Spend extravagantly on the things you love and cut costs mercilessly on everything else. Get specific. What do you love? What if you doubled your spending? Quadrupled? Even 10x’d your time and spending on what you love? What does your life look and feel like then?
Start here, and you’ll have a vision of what’s possible. Do it the usual way, and you’ll be stuck worrying about $3 expenses for the rest of your life.
Beef Up Your Diabetes Protection
Can eating lean red meat help put diabetes in remission? A recent 12-month study on type 2 diabetics suggests that it might be more possible than you’ve been told.
Red meat is oftentimes in the news for all the wrong reasons. Still, many of the downsides of red meat either appear to be linked to eating too much and too often, consuming far too many calories (and gaining weight), or taking in more saturated fat than your body can handle (which increases LDL and Apo B, both of which are associated with cardiovascular issues).
But if calories are controlled, and saturated fat doesn’t negatively impact your blood work — is red meat still off limits?
This study randomly assigned participants to either a high-protein diet with lean red meat (low in saturated fat) or a moderately high-protein diet without red meat. Both groups improved cardiometabolic health, saw reductions in HbA1c and fasting glucose levels, and better glycemic control. The moderate-protein group lost 28 pounds, while the high-protein group lost 22.5 pounds.

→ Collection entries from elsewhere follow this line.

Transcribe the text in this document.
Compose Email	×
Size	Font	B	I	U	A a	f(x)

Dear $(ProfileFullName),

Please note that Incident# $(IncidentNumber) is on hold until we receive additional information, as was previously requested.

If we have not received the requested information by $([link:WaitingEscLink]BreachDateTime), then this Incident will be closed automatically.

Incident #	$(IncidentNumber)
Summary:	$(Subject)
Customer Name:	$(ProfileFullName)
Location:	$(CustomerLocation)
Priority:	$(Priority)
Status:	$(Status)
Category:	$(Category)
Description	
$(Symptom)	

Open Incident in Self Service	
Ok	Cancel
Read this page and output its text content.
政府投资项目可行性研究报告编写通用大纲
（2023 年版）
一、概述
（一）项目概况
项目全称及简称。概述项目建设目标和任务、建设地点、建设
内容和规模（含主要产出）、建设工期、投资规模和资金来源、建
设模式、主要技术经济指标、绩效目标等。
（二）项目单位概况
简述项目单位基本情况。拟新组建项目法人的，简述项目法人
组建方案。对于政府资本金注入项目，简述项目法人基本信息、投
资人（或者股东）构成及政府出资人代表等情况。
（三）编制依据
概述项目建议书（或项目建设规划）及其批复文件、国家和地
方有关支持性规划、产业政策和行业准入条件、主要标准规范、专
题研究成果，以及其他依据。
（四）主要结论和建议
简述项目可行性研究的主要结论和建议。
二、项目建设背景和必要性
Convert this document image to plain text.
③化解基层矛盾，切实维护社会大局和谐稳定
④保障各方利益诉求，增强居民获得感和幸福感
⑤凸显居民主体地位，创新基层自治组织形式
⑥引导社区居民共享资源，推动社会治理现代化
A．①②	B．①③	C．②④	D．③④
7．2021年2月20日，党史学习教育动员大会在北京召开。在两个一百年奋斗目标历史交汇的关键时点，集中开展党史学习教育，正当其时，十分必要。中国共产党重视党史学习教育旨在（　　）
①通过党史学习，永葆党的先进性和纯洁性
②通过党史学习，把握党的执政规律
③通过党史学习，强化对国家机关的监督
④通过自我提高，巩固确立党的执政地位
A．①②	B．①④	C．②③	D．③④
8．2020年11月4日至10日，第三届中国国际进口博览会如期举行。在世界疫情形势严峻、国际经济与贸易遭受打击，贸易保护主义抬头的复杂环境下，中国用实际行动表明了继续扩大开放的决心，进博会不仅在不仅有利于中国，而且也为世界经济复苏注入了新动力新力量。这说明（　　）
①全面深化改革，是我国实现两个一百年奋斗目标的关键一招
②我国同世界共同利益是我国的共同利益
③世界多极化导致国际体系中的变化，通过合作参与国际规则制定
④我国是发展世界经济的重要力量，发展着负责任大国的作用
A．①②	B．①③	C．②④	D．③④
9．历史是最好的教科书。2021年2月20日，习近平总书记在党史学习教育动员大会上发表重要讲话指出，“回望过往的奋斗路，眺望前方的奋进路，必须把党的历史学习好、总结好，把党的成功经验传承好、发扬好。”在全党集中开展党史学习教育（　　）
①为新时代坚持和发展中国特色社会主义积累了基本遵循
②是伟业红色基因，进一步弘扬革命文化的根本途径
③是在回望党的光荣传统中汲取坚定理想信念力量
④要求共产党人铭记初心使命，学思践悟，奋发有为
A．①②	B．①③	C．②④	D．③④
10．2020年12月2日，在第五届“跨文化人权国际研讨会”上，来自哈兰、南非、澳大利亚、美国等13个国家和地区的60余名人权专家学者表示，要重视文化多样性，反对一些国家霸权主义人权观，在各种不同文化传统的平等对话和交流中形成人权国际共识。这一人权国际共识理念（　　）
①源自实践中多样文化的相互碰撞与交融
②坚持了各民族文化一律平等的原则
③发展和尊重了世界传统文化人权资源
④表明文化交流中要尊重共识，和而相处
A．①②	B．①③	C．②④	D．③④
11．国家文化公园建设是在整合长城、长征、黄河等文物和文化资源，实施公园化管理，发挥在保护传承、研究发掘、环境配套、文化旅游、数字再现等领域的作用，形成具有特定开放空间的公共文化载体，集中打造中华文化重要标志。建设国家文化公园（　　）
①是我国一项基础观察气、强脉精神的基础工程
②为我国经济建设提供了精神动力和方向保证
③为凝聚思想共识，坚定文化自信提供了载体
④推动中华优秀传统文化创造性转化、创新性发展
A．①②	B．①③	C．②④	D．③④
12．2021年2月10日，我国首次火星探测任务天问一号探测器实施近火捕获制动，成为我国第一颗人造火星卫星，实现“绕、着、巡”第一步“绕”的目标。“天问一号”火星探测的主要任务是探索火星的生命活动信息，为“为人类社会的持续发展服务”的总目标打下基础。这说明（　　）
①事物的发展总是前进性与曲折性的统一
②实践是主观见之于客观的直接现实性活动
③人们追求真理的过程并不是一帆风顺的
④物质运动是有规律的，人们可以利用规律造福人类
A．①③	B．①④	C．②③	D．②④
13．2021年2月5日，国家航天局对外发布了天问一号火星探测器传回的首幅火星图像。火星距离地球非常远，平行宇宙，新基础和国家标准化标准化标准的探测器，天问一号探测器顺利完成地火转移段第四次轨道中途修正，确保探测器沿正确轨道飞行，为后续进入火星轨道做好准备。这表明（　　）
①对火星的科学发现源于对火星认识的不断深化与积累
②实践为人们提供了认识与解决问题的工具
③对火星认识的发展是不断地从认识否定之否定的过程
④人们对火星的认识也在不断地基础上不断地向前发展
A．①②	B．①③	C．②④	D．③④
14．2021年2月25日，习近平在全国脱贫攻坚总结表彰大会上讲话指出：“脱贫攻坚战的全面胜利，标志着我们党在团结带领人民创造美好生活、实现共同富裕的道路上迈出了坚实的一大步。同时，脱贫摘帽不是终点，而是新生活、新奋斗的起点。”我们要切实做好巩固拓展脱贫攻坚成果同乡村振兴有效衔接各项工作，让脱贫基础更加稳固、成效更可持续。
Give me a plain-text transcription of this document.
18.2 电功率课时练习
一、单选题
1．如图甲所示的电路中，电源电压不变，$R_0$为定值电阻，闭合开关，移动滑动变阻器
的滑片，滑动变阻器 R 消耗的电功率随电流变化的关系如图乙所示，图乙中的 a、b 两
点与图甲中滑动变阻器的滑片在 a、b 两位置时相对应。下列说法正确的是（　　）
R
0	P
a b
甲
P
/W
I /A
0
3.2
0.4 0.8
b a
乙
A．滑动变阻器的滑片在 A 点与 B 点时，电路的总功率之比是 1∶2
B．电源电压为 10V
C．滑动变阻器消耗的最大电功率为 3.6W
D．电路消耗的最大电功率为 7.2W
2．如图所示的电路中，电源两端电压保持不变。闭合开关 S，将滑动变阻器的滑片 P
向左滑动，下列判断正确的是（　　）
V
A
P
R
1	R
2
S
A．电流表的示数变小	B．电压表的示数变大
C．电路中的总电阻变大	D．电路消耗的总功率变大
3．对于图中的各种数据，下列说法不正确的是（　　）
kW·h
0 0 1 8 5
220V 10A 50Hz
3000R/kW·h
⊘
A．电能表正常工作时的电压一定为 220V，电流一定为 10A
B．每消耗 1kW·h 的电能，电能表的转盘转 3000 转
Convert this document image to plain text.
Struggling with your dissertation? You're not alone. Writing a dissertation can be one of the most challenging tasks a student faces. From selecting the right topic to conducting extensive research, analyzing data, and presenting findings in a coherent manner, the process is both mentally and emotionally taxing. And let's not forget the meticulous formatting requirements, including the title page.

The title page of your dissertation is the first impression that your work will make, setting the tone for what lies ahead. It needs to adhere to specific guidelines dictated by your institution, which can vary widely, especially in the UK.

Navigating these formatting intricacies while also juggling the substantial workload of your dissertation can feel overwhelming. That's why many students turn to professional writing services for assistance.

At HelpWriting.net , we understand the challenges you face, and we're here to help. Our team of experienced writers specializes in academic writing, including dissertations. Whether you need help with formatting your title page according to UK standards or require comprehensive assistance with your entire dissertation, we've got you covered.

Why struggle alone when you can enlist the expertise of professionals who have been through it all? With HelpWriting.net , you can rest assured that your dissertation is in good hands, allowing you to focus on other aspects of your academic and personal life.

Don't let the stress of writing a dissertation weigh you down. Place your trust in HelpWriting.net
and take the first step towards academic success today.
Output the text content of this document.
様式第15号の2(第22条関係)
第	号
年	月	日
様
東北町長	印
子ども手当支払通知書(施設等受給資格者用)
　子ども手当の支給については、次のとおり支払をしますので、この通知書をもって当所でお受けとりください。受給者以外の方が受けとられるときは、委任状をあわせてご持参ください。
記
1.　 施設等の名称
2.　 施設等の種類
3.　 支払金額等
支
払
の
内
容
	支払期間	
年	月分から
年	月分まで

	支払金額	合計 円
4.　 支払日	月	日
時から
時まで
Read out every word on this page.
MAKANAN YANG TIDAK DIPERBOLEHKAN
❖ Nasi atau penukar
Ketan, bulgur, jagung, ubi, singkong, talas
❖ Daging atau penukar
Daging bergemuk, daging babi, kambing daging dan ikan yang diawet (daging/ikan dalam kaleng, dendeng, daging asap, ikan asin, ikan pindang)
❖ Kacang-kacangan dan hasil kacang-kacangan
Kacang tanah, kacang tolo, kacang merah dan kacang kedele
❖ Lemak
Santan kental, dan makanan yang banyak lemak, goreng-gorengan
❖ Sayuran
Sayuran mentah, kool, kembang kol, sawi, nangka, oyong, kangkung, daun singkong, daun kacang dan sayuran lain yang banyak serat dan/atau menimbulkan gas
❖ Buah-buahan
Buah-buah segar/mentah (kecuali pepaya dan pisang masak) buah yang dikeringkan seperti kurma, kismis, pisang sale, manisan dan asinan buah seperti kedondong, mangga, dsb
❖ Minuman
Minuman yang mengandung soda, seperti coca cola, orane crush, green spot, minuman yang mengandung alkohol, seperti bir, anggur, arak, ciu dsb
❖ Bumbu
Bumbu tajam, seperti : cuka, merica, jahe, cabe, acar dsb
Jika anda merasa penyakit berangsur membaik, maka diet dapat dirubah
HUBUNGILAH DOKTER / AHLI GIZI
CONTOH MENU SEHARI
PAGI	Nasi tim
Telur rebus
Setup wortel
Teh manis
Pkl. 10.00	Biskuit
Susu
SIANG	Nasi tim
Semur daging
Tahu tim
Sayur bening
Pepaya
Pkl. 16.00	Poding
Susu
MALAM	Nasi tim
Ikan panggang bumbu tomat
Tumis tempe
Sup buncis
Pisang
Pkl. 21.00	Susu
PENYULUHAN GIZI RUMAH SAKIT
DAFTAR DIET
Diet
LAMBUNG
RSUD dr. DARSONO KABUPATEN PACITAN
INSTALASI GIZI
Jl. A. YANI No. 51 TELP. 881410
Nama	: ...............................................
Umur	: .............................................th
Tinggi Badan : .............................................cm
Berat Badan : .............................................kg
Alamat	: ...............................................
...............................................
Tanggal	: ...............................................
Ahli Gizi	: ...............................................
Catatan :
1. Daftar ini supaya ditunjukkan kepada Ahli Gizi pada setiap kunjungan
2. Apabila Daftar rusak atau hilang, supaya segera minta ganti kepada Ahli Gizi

Fat loss, especially losing fat from the liver and pancreas, plays a key role in improving insulin sensitivity, which is probably why about 38 percent of the participants in both groups no longer met the criteria for type 2 diabetes, suggesting they were in remission from the disease.
This supports prior research suggesting that losing weight — and, more specifically, body fat — is more important to managing, preventing, and putting type 2 diabetes into remission than stressing over a particular food or amount of protein in your diet.